Mavi Marmara gemisinde de bulunan Sağlam yaptığı açıklamada "Elhamdülillah bugün Müslümanlığın bir başarısıdır. Zafer diyemeyiz, ama inşallah zaferde olur ambargonun kalktığı gün Filistinli kardeşlerimizin özgürlüğüne kavuştuğu gün orda ki İsraillin ambargosunun bittiği gün zafer olacaktır. Bugün hiç olmayan bir şey oldu hani olmaz denen şeyler olmaya başladı. Allaha çok şükür İsail özür diledi. Bu onun bütün dünyada artık suçluluğunun ispatıdır. Bundan sonra zannediyorum dünyada adalet varsa bu özrü mutlaka mahkemeler dikkate alacak ona göre karar verecektir. İlyas Sağlam biliyorsunuz 31 Mayıs 2010 tarihinde İsrail'in Mavi Marmara saldırısında 9 kardeşimiz şehit oldu, bir kardeşimiz o zamandan bu zamana hala yoğun bakımdan çıkmadı. Bir nevi bitkisel hayat yaşıyor, Allah kendisine acil şifalar versin. Tabi yaralılarımız orda yaşanan bütün bir alemi müslümanın tüm insanlığın gözleri önünde ceyran etti. Şükürler olsun bugün artık bir hak ortaya çıktı. Az önce bunu bende televizyonlardan yeni izledim. Gerçi insan bir garip oluyor baya baya ümidi kesmiştim. Yani İsrail'in ama Cenabı Allah demek ki olayları öyle geliştiriyor ki bundan sonrası için inşallah şunu anladım ki eğer insan inanırsa eğer birlik ve beraberlik içinde olursak ve beraberce hareket edersek özellikle millette destek olursa demek ki birşeyler kazanılıyor. Yok bu kadar bir ülke bu kadar güçlü ülke bütün bunlar hepsi zamanla aşılıyor. İnşallah çabalarımızı sürdürmeye Allah yolunda ihlasla yaptığımız hizmetlere devam edeceğiz. İnşallah alacağımız mesafeler daha çok var bunlarıda rabbim lütfetsin diyorum" dedi.

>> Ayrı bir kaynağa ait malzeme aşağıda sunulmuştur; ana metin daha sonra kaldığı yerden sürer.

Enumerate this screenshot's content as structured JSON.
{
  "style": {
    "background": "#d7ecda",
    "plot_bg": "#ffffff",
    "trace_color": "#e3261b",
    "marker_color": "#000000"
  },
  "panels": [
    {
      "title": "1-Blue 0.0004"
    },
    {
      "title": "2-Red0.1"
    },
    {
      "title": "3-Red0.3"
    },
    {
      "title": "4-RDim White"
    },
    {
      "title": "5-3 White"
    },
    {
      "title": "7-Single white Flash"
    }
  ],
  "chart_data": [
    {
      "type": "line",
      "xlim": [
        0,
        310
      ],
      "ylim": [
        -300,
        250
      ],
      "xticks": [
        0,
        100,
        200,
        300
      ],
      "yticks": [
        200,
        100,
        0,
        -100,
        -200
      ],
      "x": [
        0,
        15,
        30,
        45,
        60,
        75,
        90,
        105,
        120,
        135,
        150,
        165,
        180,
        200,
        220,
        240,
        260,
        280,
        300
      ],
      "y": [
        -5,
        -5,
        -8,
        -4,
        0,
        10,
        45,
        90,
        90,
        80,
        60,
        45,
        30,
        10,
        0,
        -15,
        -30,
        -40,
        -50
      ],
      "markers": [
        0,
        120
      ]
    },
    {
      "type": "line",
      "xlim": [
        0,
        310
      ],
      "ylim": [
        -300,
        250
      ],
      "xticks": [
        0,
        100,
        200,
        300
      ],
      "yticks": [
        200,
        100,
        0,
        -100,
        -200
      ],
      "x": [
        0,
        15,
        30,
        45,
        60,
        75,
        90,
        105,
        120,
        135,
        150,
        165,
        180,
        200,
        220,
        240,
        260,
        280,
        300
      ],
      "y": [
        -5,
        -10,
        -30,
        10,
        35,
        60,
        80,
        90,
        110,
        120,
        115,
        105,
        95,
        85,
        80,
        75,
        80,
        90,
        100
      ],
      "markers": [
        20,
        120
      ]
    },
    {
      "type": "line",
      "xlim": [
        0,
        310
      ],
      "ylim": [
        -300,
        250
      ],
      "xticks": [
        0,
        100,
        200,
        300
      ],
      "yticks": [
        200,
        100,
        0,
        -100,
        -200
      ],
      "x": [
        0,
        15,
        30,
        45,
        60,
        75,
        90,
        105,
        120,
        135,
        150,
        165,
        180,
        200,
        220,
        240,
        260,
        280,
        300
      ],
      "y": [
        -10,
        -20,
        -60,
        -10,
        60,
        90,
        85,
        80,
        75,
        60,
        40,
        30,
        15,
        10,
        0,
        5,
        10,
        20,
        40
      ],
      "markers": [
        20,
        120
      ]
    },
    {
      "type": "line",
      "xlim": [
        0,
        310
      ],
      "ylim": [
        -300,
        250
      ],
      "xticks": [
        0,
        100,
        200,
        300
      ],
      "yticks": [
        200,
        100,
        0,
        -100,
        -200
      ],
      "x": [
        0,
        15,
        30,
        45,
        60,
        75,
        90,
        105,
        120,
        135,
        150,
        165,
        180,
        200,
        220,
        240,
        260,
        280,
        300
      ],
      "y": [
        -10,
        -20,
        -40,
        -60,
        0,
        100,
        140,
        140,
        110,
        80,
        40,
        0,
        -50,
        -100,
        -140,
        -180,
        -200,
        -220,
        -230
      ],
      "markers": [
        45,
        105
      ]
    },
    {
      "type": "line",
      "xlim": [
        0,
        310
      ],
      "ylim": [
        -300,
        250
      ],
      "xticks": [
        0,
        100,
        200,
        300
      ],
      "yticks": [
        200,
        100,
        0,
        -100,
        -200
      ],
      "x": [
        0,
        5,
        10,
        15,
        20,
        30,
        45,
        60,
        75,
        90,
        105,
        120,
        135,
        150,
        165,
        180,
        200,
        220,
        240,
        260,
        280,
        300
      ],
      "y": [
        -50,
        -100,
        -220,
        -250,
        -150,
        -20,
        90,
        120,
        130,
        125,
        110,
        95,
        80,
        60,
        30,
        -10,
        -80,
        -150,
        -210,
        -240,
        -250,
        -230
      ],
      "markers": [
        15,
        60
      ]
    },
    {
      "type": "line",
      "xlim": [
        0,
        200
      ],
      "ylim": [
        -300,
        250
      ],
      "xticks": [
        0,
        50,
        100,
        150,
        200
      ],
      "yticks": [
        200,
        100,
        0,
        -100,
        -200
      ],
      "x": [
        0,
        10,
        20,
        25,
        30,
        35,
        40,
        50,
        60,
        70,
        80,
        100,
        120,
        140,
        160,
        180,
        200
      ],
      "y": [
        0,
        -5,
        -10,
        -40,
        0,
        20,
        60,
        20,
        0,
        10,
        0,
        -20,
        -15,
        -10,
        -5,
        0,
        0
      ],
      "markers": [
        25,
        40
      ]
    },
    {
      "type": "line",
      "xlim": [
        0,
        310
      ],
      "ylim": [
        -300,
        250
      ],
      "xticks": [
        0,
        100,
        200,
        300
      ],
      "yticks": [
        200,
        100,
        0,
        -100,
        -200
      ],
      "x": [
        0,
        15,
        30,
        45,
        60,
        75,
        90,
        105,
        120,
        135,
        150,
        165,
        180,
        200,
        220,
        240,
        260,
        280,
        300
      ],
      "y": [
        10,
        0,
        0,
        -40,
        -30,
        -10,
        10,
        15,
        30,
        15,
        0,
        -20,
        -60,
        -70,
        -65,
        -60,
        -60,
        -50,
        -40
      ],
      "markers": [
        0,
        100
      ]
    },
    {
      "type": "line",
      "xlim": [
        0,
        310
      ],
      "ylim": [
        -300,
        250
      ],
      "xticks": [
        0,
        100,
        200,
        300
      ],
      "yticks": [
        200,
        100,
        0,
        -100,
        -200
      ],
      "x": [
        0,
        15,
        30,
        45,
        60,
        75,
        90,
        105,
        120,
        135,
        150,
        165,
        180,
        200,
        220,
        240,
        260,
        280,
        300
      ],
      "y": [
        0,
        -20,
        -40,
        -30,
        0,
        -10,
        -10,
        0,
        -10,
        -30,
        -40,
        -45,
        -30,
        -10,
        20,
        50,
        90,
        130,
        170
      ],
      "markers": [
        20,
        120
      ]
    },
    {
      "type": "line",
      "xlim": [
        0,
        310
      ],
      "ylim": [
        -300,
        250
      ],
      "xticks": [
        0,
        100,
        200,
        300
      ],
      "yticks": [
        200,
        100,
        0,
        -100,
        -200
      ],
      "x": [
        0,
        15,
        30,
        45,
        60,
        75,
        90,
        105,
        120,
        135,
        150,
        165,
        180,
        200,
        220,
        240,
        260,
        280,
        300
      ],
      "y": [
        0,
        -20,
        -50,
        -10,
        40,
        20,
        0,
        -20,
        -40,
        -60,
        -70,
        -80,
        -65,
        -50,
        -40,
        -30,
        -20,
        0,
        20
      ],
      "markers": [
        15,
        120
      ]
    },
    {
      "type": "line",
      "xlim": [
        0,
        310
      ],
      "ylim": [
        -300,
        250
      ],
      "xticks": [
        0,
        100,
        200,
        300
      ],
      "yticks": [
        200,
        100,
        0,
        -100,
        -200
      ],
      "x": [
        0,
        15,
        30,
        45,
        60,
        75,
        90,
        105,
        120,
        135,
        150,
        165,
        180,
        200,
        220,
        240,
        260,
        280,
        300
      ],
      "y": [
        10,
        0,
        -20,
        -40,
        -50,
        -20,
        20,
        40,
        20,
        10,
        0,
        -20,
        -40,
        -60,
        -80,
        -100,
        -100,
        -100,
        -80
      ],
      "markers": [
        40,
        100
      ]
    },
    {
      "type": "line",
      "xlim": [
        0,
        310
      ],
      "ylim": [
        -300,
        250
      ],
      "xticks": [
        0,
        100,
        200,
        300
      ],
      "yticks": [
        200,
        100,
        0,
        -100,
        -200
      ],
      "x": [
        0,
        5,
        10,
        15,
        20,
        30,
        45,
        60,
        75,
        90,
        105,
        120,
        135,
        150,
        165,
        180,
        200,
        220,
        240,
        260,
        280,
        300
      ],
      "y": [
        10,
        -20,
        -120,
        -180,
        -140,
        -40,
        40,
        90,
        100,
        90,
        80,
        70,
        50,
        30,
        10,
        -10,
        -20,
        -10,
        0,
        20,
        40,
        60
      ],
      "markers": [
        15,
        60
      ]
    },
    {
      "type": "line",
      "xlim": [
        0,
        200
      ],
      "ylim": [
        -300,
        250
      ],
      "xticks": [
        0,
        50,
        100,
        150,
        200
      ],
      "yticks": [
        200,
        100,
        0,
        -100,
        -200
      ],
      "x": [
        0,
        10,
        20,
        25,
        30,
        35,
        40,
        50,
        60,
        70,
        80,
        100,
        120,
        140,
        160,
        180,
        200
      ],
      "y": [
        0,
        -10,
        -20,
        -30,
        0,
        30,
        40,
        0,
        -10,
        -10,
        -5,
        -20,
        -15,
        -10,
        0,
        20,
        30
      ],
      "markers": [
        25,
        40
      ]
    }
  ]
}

Sağlam, İsrail'in tazminat vermeyi kabul etmesini de değerlendirdi. Sağlam, tazminat almaları halinde İnegöl'den giden Varol Yılmaz, Fikret Bayram ve kendisi bu parayı Filistin'e bağışlamayı kararlaştırdıklarını söyledi. Son olarak olayı duyduğu andaki tepkisini paylaşan İlyas Sağlam, "Aslında sevinçli haberler üst üste geliyor. Biliyorsunuz memleketimizde 35 yıldır devam eden bir PKK belası inşallah tarihe gömülecek onun burukta olsa sevinci vardı. Buruk sevinç iki oldu. Yani buda öyle bu da buruk. Neden? Çünkü öbür tarafta İsrail, hala zulümleri devam ediyor, hala Kudüs esaret altında dolasıyla sevindik tabi. Ama şunu dedim ilk tepkim şu oldu; Bu İsrail'in zilleti inşallah İslam'ın da izzetinin ortaya çıkışıdır" diye konuştu.